Sick Kids....and Fakers

I have learned when you have 3 kids and one of them is sick that it is best not to tell the other two what exactly is wrong with the first one. This helps you determine who else is actually getting sick and who is just grasping at straws. CJ was tested for the flu last Friday, came back negative, they said his throat was red and one ear looked bad...so they put him on a strong antibiotic that I will not try to spell but will call it the infamous Z pack. Anyway, both of the girls were gone off and on all weekend, so they have no clue for what he was tested. Flash forward to Sunday night...both girls started to get various ailments ranging from but not limited to, a stomach ache, a back ache , a head ache and a possible fever. Now..the fever claim can be dispelled with a mere touch of the hand to the forhead...No fever. Stomach ache is a little iffy, but is less believable when said child continues to eat like a horse.
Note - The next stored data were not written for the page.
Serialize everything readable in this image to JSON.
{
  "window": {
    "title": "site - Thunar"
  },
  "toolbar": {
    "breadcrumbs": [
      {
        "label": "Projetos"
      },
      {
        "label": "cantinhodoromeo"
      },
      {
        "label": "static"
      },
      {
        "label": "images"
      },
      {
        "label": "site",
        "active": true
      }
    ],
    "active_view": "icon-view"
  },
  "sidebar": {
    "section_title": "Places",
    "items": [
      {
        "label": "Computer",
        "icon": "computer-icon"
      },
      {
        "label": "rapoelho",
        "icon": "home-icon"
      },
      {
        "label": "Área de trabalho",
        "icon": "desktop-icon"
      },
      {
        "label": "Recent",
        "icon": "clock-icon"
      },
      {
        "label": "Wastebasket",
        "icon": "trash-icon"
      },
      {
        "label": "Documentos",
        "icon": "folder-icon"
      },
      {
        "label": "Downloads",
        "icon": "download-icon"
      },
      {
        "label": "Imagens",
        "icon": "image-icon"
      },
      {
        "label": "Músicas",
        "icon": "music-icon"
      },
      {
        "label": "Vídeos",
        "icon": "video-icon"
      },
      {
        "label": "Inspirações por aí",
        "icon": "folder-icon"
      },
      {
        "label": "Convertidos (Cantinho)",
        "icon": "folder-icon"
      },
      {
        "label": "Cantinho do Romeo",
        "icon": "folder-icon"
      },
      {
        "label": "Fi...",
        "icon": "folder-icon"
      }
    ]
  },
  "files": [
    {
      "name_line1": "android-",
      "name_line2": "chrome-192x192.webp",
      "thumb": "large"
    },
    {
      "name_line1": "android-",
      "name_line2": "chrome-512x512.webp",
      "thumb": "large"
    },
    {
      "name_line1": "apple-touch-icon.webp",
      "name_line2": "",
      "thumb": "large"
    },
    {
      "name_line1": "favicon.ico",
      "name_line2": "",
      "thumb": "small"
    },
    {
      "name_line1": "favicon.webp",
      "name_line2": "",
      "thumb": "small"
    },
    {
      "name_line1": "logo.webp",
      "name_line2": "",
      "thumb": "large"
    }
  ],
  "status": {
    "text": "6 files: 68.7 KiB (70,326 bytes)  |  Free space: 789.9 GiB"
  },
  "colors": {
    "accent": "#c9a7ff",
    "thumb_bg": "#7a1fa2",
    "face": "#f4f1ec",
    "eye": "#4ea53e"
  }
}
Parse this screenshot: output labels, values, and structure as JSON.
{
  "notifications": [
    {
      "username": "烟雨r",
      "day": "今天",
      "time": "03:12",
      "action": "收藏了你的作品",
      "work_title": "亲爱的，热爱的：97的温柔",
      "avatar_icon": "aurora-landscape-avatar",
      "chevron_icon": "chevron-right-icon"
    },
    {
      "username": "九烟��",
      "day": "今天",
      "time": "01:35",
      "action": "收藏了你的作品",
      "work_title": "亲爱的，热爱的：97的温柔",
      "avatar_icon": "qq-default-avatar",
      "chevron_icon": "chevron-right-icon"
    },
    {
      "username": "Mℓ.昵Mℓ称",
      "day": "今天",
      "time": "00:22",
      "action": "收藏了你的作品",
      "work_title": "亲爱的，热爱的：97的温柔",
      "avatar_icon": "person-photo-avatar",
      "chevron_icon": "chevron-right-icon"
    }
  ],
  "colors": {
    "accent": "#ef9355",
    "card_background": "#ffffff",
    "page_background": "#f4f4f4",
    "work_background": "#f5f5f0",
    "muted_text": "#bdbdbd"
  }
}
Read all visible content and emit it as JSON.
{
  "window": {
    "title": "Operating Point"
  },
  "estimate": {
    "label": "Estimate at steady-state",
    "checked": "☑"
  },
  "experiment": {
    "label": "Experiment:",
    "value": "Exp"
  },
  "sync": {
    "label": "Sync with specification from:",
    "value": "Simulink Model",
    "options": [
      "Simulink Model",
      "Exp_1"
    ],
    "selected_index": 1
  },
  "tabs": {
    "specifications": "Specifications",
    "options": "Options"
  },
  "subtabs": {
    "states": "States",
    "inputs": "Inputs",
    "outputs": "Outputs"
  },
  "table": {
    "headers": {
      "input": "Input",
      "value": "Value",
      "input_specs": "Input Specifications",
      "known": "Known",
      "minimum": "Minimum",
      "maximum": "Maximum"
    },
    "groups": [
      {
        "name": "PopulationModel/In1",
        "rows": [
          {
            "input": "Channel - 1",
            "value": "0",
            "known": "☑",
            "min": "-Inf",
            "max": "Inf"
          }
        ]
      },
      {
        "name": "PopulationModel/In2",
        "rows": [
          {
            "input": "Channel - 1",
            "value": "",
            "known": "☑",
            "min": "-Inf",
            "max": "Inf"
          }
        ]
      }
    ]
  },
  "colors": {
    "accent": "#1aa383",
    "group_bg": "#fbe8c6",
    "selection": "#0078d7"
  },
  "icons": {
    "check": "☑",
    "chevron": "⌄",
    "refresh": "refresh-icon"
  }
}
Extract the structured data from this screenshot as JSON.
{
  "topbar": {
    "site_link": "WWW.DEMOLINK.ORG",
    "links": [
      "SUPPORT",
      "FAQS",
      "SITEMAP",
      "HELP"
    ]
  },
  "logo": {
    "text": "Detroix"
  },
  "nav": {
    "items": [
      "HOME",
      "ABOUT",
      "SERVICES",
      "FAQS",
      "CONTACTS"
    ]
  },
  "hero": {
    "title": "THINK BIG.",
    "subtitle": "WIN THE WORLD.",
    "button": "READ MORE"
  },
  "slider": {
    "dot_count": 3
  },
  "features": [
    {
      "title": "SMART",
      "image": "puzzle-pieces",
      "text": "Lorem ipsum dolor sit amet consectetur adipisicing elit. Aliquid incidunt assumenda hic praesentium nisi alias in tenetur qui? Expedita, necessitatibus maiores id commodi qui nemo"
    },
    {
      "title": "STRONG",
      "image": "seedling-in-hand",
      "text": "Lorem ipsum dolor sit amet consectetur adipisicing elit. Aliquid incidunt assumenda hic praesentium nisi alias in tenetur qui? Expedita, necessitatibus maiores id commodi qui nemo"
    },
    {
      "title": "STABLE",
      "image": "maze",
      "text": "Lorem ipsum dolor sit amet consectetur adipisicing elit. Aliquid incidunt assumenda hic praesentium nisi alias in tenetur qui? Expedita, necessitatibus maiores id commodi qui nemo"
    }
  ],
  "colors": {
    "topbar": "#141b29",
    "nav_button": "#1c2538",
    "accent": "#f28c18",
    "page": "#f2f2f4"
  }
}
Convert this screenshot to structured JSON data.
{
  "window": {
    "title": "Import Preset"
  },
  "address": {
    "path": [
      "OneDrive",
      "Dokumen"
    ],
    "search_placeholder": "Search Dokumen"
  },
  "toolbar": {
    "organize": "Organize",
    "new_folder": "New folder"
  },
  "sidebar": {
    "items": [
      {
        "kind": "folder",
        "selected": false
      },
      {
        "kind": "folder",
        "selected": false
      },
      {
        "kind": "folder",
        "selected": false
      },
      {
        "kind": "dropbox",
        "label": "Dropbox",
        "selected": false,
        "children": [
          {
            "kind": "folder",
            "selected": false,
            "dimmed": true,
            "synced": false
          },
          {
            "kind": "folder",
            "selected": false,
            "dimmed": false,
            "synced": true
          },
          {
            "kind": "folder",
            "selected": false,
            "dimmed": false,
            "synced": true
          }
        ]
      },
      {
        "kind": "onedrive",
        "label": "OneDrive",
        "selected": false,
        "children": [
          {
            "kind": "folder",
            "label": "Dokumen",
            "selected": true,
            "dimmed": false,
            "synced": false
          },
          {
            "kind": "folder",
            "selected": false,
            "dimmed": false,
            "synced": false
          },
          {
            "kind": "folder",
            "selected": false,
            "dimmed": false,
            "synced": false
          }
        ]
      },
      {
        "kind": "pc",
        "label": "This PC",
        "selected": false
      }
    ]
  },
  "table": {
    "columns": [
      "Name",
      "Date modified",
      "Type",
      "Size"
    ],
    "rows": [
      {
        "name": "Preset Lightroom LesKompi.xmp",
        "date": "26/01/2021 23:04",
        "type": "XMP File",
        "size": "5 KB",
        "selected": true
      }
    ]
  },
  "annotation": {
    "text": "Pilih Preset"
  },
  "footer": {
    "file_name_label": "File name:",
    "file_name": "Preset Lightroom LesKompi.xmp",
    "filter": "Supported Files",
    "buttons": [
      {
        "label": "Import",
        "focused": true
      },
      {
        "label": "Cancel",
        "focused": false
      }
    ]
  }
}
Back ache? I'm not sure, I think they were running out of ideas at this point and remembered that CJ has frequent back problems. Needless to say, although I give them kudos for trying their best, both girls got on the bus this morning. The little one had the nerve to make me come to school to get her for the infamous "stomach ache" but then went on to eat stuffed shells at Melini's and beg for a milkshake afterwards....I think she is a little liar. The 16 yr. old had the nerve to text me, FROM school and type in two little words..."mall tonight?".....are you kidding me??!!! I have to take CJ back to the doctor at 7:30 tonight and had to cancel YET AGAIN my spring parent/teacher conference with Maggie's teacher...I still haven't made it to the grocery store to get everything we need, and my brand new washer (supposedly state of the art) tends to gag on more than 3 pair of jeans, so I have to babysit the washer all day if I want to get any laundry done...BUT I'm going to make sure and take her to the mall tonight! AARRGGHH!!! Thus is my life. Welcome.

Sunday, March 29, 2009

The Shed


I love where I live. This is the house that I grew up in; all my memories are from this place. I stepped out on the porch this morning to let the dog out, the sun was still low in the sky and I could smell the creek...the shed by the creek-bank has sheltered many different things over the years.
It's held hogs/pigs, different kinds of goats, horses, donkeys, it was a garage for go-carts and motorcycles, 3-wheelers and 4-wheelers, it was our club house and our nemesis when time to clean the junk out. All the grandkids have been in that shed to see the new baby animals and to help name them....they've gazed in jealousy at the go-cart that their parents had when they were little, and beg for it to be restored. Right now it holds the old Jeep Cheerokee that mom and dad bought to drive up to their cabin. Every bad flood that we have I hold my breath in hoping that the shed hangs on...there's not much in it right now that's worth anything...except for the memories. I wouldn't want to live anywhere else....I am home.

Saturday, March 28, 2009

Dripping with Sarcasm

I wasn't sure what to talk about today....until I walked in from work and seen my house. I would like to dedicate this blog to my wonderful family, who out of deference to my well being decided it was best to leave the dishes unwashed and dirty laundry piled up in the bathroom floor.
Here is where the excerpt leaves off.